In this paper, several physical activity-based human-computer interaction (HCI) games which are developed and implemented for the improvement of attention, emotion, and sensory-motor coordination will be presented. The interface and the difficulty levels of these games are specially designed for the use of people with different age groups and disabilities. The games involve physical activities for the fulfillment of some basic HCI tasks which require hand and arm motion for control, such as fruit picking and air hockey, with adaptive difficulty levels based on varying parameters of the games and human performance. In the fruit picking game, several fruit images are moving from top to the bottom of the screen.

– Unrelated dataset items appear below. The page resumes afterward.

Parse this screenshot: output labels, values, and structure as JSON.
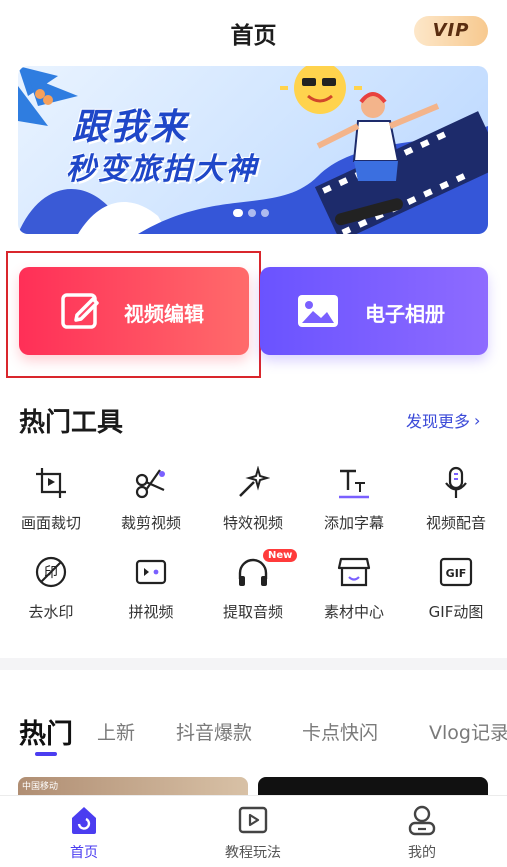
{
  "header": {
    "title": "首页",
    "vip_label": "VIP"
  },
  "banner": {
    "line1": "跟我来",
    "line2": "秒变旅拍大神",
    "slide_count": 3,
    "active_slide": 1
  },
  "actions": {
    "video_edit": "视频编辑",
    "photo_album": "电子相册"
  },
  "hot_tools": {
    "title": "热门工具",
    "more": "发现更多",
    "items": [
      {
        "label": "画面裁切",
        "icon": "crop-frame-icon"
      },
      {
        "label": "裁剪视频",
        "icon": "scissors-icon"
      },
      {
        "label": "特效视频",
        "icon": "magic-wand-icon"
      },
      {
        "label": "添加字幕",
        "icon": "text-subtitle-icon"
      },
      {
        "label": "视频配音",
        "icon": "microphone-icon"
      },
      {
        "label": "去水印",
        "icon": "watermark-remove-icon"
      },
      {
        "label": "拼视频",
        "icon": "video-merge-icon"
      },
      {
        "label": "提取音频",
        "icon": "headphones-icon",
        "badge": "New"
      },
      {
        "label": "素材中心",
        "icon": "store-icon"
      },
      {
        "label": "GIF动图",
        "icon": "gif-icon"
      }
    ]
  },
  "category_tabs": [
    "热门",
    "上新",
    "抖音爆款",
    "卡点快闪",
    "Vlog记录"
  ],
  "thumbnails": {
    "left_status": "中国移动"
  },
  "bottom_nav": [
    {
      "label": "首页",
      "icon": "home-icon",
      "active": true
    },
    {
      "label": "教程玩法",
      "icon": "tutorial-play-icon",
      "active": false
    },
    {
      "label": "我的",
      "icon": "profile-icon",
      "active": false
    }
  ],
  "colors": {
    "accent": "#4b3df0",
    "video_card": "#ff2f57",
    "album_card": "#6a53ff",
    "highlight": "#d9262c"
  }
}
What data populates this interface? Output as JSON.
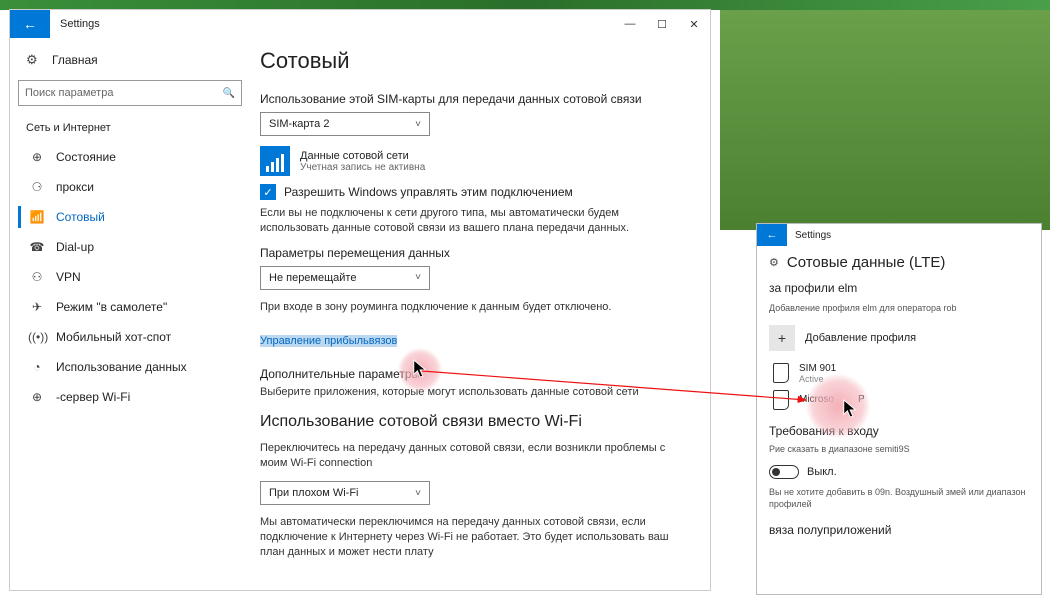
{
  "win1": {
    "title": "Settings",
    "back_glyph": "←",
    "min": "—",
    "max": "☐",
    "close": "✕",
    "home_icon": "⚙",
    "home_label": "Главная",
    "search_placeholder": "Поиск параметра",
    "search_icon": "🔍",
    "category": "Сеть и Интернет",
    "nav": [
      {
        "icon": "⊕",
        "label": "Состояние"
      },
      {
        "icon": "⚆",
        "label": "прокси"
      },
      {
        "icon": "📶",
        "label": "Сотовый",
        "sel": true
      },
      {
        "icon": "☎",
        "label": "Dial-up"
      },
      {
        "icon": "⚇",
        "label": "VPN"
      },
      {
        "icon": "✈",
        "label": "Режим \"в самолете\""
      },
      {
        "icon": "((•))",
        "label": "Мобильный хот-спот"
      },
      {
        "icon": "◔",
        "label": "Использование данных"
      },
      {
        "icon": "⊕",
        "label": "-сервер Wi-Fi"
      }
    ]
  },
  "content": {
    "h1": "Сотовый",
    "use_sim_label": "Использование этой SIM-карты для передачи данных сотовой связи",
    "sim_select": "SIM-карта 2",
    "data_line1": "Данные сотовой сети",
    "data_line2": "Учетная запись не активна",
    "allow_win": "Разрешить Windows управлять этим подключением",
    "auto_para": "Если вы не подключены к сети другого типа, мы автоматически будем использовать данные сотовой связи из вашего плана передачи данных.",
    "roam_label": "Параметры перемещения данных",
    "roam_select": "Не перемещайте",
    "roam_para": "При входе в зону роуминга подключение к данным будет отключено.",
    "manage_link": "Управление прибыльвязов",
    "extra_header": "Дополнительные параметры",
    "extra_para": "Выберите приложения, которые могут использовать данные сотовой сети",
    "h2": "Использование сотовой связи вместо Wi-Fi",
    "switch_para": "Переключитесь на передачу данных сотовой связи, если возникли проблемы с моим Wi-Fi connection",
    "wifi_select": "При плохом Wi-Fi",
    "bottom_para": "Мы автоматически переключимся на передачу данных сотовой связи, если подключение к Интернету через Wi-Fi не работает. Это будет использовать ваш план данных и может нести плату"
  },
  "win2": {
    "title": "Settings",
    "back": "←",
    "gear": "⚙",
    "h3": "Сотовые данные (LTE)",
    "profiles_header": "за профили elm",
    "add_hint": "Добавление профиля elm для оператора rob",
    "add_label": "Добавление профиля",
    "plus": "+",
    "sim1_name": "SIM 901",
    "sim1_status": "Active",
    "sim2_name": "Microso",
    "sim2_suffix": "P",
    "signin_h": "Требования к входу",
    "signin_small": "Pие сказать в диапазоне semiti9S",
    "toggle_label": "Выкл.",
    "hint2": "Вы не хотите добавить в 09n. Воздушный змей или диапазон профилей",
    "footer": "вяза полуприложений"
  }
}
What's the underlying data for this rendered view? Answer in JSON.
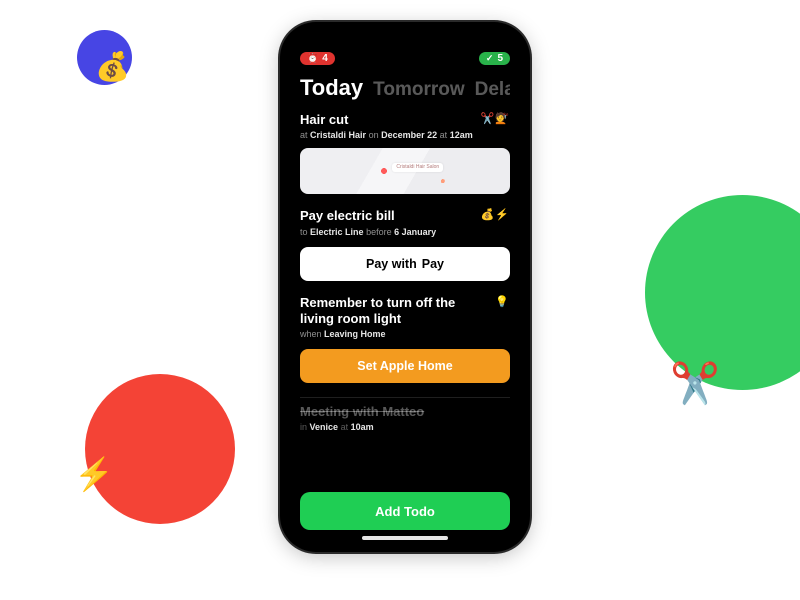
{
  "decor": {
    "moneybag": "💰",
    "bolt": "⚡",
    "scissors": "✂️"
  },
  "status": {
    "alarm_icon": "⏰",
    "alarm_count": "4",
    "done_icon": "✓",
    "done_count": "5"
  },
  "tabs": {
    "today": "Today",
    "tomorrow": "Tomorrow",
    "delayed": "Delayed"
  },
  "items": {
    "haircut": {
      "title": "Hair cut",
      "icons": "✂️💇",
      "sub_at": "at",
      "sub_place": "Cristaldi Hair",
      "sub_on": "on",
      "sub_date": "December 22",
      "sub_at2": "at",
      "sub_time": "12am",
      "map_label": "Cristaldi Hair Salon"
    },
    "bill": {
      "title": "Pay electric bill",
      "icons": "💰⚡",
      "sub_to": "to",
      "sub_name": "Electric Line",
      "sub_before": "before",
      "sub_date": "6 January",
      "pay_prefix": "Pay with",
      "pay_apple": "",
      "pay_brand": "Pay"
    },
    "light": {
      "title": "Remember to turn off the living room light",
      "icons": "💡",
      "sub_when": "when",
      "sub_cond": "Leaving Home",
      "btn": "Set Apple Home"
    },
    "meeting": {
      "title": "Meeting with Matteo",
      "sub_in": "in",
      "sub_place": "Venice",
      "sub_at": "at",
      "sub_time": "10am"
    }
  },
  "add_label": "Add Todo"
}
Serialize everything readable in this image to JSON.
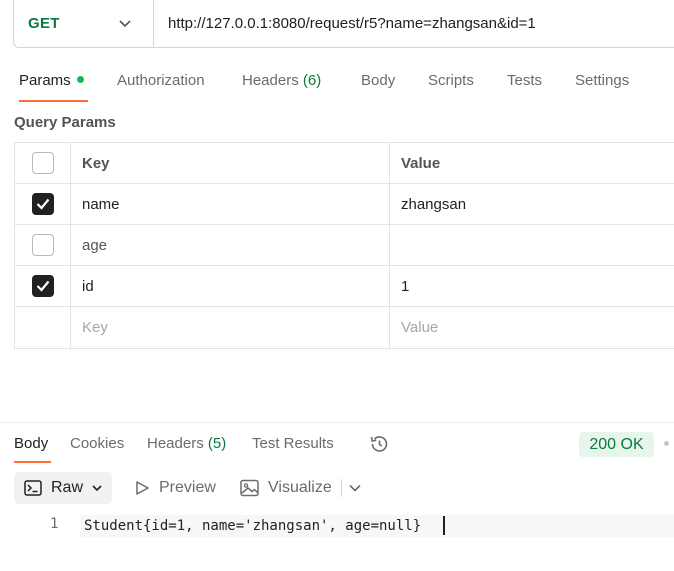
{
  "request": {
    "method": "GET",
    "url": "http://127.0.0.1:8080/request/r5?name=zhangsan&id=1"
  },
  "request_tabs": {
    "params": "Params",
    "authorization": "Authorization",
    "headers_label": "Headers",
    "headers_count": "(6)",
    "body": "Body",
    "scripts": "Scripts",
    "tests": "Tests",
    "settings": "Settings"
  },
  "query_params": {
    "title": "Query Params",
    "columns": {
      "key": "Key",
      "value": "Value"
    },
    "rows": [
      {
        "checked": true,
        "key": "name",
        "value": "zhangsan"
      },
      {
        "checked": false,
        "key": "age",
        "value": ""
      },
      {
        "checked": true,
        "key": "id",
        "value": "1"
      }
    ],
    "new_row": {
      "key_placeholder": "Key",
      "value_placeholder": "Value"
    }
  },
  "response": {
    "tabs": {
      "body": "Body",
      "cookies": "Cookies",
      "headers_label": "Headers",
      "headers_count": "(5)",
      "test_results": "Test Results"
    },
    "status": "200 OK",
    "format": {
      "raw": "Raw",
      "preview": "Preview",
      "visualize": "Visualize"
    },
    "lines": [
      {
        "number": "1",
        "text": "Student{id=1, name='zhangsan', age=null}"
      }
    ]
  },
  "icons": {
    "method_dropdown": "chevron-down-icon",
    "history": "history-icon",
    "raw": "raw-format-icon",
    "preview": "play-icon",
    "visualize": "image-icon"
  },
  "colors": {
    "method_get": "#0b7a3e",
    "active_tab_underline": "#ff6c37",
    "params_dot": "#0cbb52",
    "status_bg": "#e7f6ec",
    "status_text": "#0b7a3e"
  }
}
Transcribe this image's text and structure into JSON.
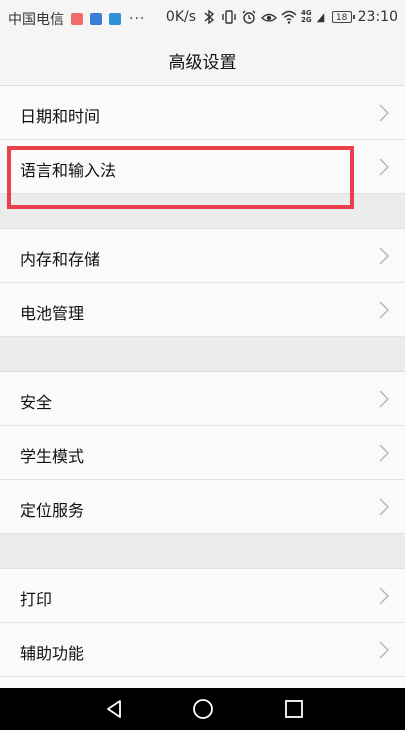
{
  "status_bar": {
    "carrier": "中国电信",
    "more_indicator": "···",
    "network_speed": "0K/s",
    "network_type_top": "4G",
    "network_type_bottom": "2G",
    "battery_level": "18",
    "time": "23:10"
  },
  "header": {
    "title": "高级设置"
  },
  "sections": [
    {
      "items": [
        {
          "label": "日期和时间"
        },
        {
          "label": "语言和输入法"
        }
      ]
    },
    {
      "items": [
        {
          "label": "内存和存储"
        },
        {
          "label": "电池管理"
        }
      ]
    },
    {
      "items": [
        {
          "label": "安全"
        },
        {
          "label": "学生模式"
        },
        {
          "label": "定位服务"
        }
      ]
    },
    {
      "items": [
        {
          "label": "打印"
        },
        {
          "label": "辅助功能"
        }
      ]
    }
  ],
  "colors": {
    "highlight": "#e84149",
    "nav_bar": "#000000"
  }
}
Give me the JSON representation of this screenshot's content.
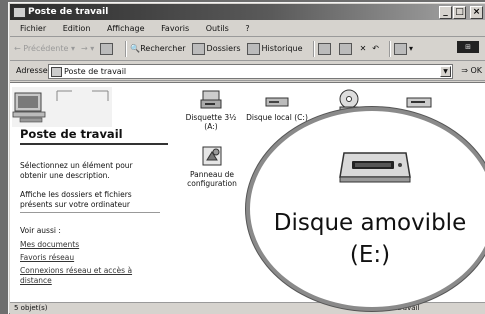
{
  "window": {
    "title": "Poste de travail"
  },
  "menu": [
    "Fichier",
    "Edition",
    "Affichage",
    "Favoris",
    "Outils",
    "?"
  ],
  "toolbar": {
    "back": "Précédente",
    "search": "Rechercher",
    "folders": "Dossiers",
    "history": "Historique"
  },
  "address": {
    "label": "Adresse",
    "value": "Poste de travail",
    "go": "OK"
  },
  "left_pane": {
    "title": "Poste de travail",
    "select_desc": "Sélectionnez un élément pour obtenir une description.",
    "show_info": "Affiche les dossiers et fichiers présents sur votre ordinateur",
    "see_also": "Voir aussi :",
    "links": [
      "Mes documents",
      "Favoris réseau",
      "Connexions réseau et accès à distance"
    ]
  },
  "icons": {
    "floppy": "Disquette 3½ (A:)",
    "local": "Disque local (C:)",
    "control_panel": "Panneau de configuration"
  },
  "zoom": {
    "label_line1": "Disque amovible",
    "label_line2": "(E:)"
  },
  "status": {
    "left": "5 objet(s)",
    "right": "Poste de travail"
  }
}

Objective is to collect apples while avoiding the pears. The player's hand will control the basket that collects the fruits. In the air hockey game, the player will try to score goals against computer-controlled opponent. The player's hand will control the paddle to hit the puck to score or to defend his/her goal area. The player's hand is recognized by Kinect RGB-D sensors in both games. Aim of the adaptive difficulty-based system is keeping the players engaged in the games. The games are tested with a group of deaf children (3.5-5 years) as a part of an ongoing project,(1) to decrease the stress of the children and increase their positive emotions, attention, and sensory-motor coordination before the audiology tests. The game performances and the evaluation of the therapists show that the games have a positive impact on the children. The games are also tested with a group of adults as a control group, where a mobile EEG device is employed to detect the attention levels. For this purpose, the adults also attended a third game featuring a maze and controlled with Myo sensors.